In France he rode the English bred St Crespin, a half-brother to English Derby and St. Leger winner Tulyar, again for Alec Head, to win the 1959 Prix de L’Arc de Triomphe as well as riding the winner of the French Derby, the Prix du Jockey Club, on Fidalgo, that same year. It was in this period that he also rode a winner for Her Majesty, the Queen.
Riding overseas, he even won a major stakes race in USA, the 1950 San Diego Stakes with his final overseas winner being in Ireland in 1970.
In 1969, Moore rode 15 winners from 29 races at the Autumn Carnival in Sydney. He was also the first jockey to be inducted into the Australian Sports Hall Of Fame.
George Moore retired from racing in 1971, going out a winner in his final race on the controversial colt Classic Mission in the Victoria Derby and taking his tally of Group One wins to 119, an Australian record. Older readers may recall that horse’s age being in question as he had the teeth of an older horse, however a careful check of his identity confirmed him a 3 year old, thus eligible to run in the AJC Derby, which he duly won with G Moore aboard.
In a riding career that spanned 34 years, G Moore rode 2,278 wins, including 312 metropolitan stakes wins.
He then moved to France to train, before settling in Hong Kong where he was a leading trainer 11 times until he finally retired in 1985 to the Gold Coast in Queensland where he trained a few horses in the 90s and lived with wife Iris before returning to Sydney in 2003 for health reasons and to be near family.
In winning the Hong Kong training premiership 11 times, he set the record of 87 wins in 1979-80 which was only equalled in 2005 by Tony Cruz, of Silent Witness fame.
He has been immortalized by The George Moore Medal, which since 1998, is presented annually in Sydney to that city’s outstanding jockey of the year, with current holder Darren Beadman riding plenty of winners in Hong Kong, and as at today, December 1st, placed 4th in the premiership behind Douglas Whyte.
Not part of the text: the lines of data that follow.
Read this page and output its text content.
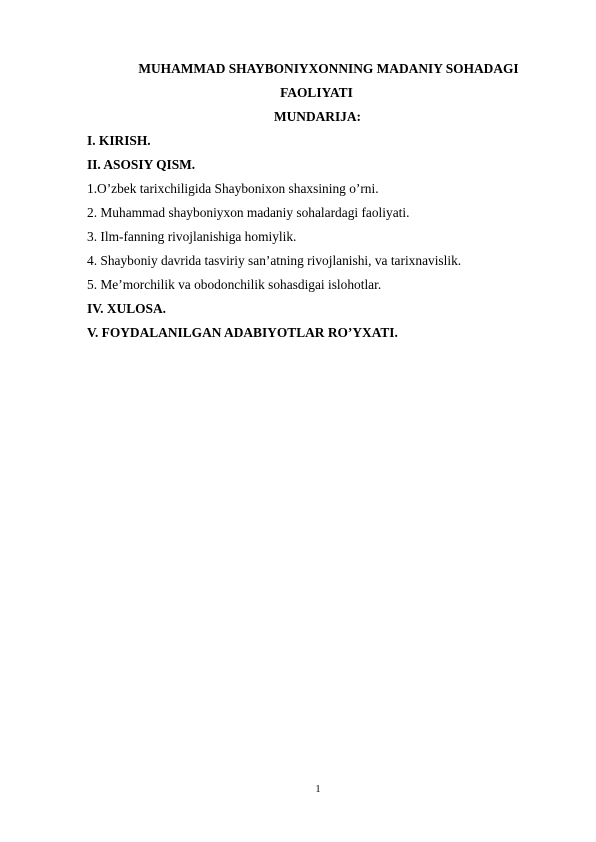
MUHAMMAD SHAYBONIYXONNING MADANIY SOHADAGI
FAOLIYATI
MUNDARIJA:
I. KIRISH.
II. ASOSIY QISM.
1.O’zbek tarixchiligida Shaybonixon shaxsining o’rni.
2. Muhammad shayboniyxon madaniy sohalardagi faoliyati.
3. Ilm-fanning rivojlanishiga homiylik.
4. Shayboniy davrida tasviriy san’atning rivojlanishi, va tarixnavislik.
5. Me’morchilik va obodonchilik sohasdigai islohotlar.
IV. XULOSA.
V. FOYDALANILGAN ADABIYOTLAR RO’YXATI.
1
George is also a member of the Order of the British Empire (OBE).
Son Gary, a former top jockey in France and Hong Kong, where trainer George helped him win the jockey’s premiership 7 times, currently trains racehorses in Macau where he was leading trainer 3 years ago.
His other son John, has been champion trainer in Hong Kong 5 times and trains top horse Viva Pataca, top weight, though didn’t start due to EI scare, for the 2007 Melbourne Cup just run.
George, old ‘Cotton-Fingers’ himself, still strong of heart since his riding days, has had two bypasses and has suffered a mild stroke, but unfortunately for us, who have watched him perform his magic on racetracks around the world, and for his family and many friends, George, alas, will soon be a wonderful memory and no doubt sure to be riding plenty of winners at that great celestial racetrack and riding again, against some of his old mates like Jack Thompson, Darby Munro and Scobie Breasley.
God bless you, George, none of us will forget you!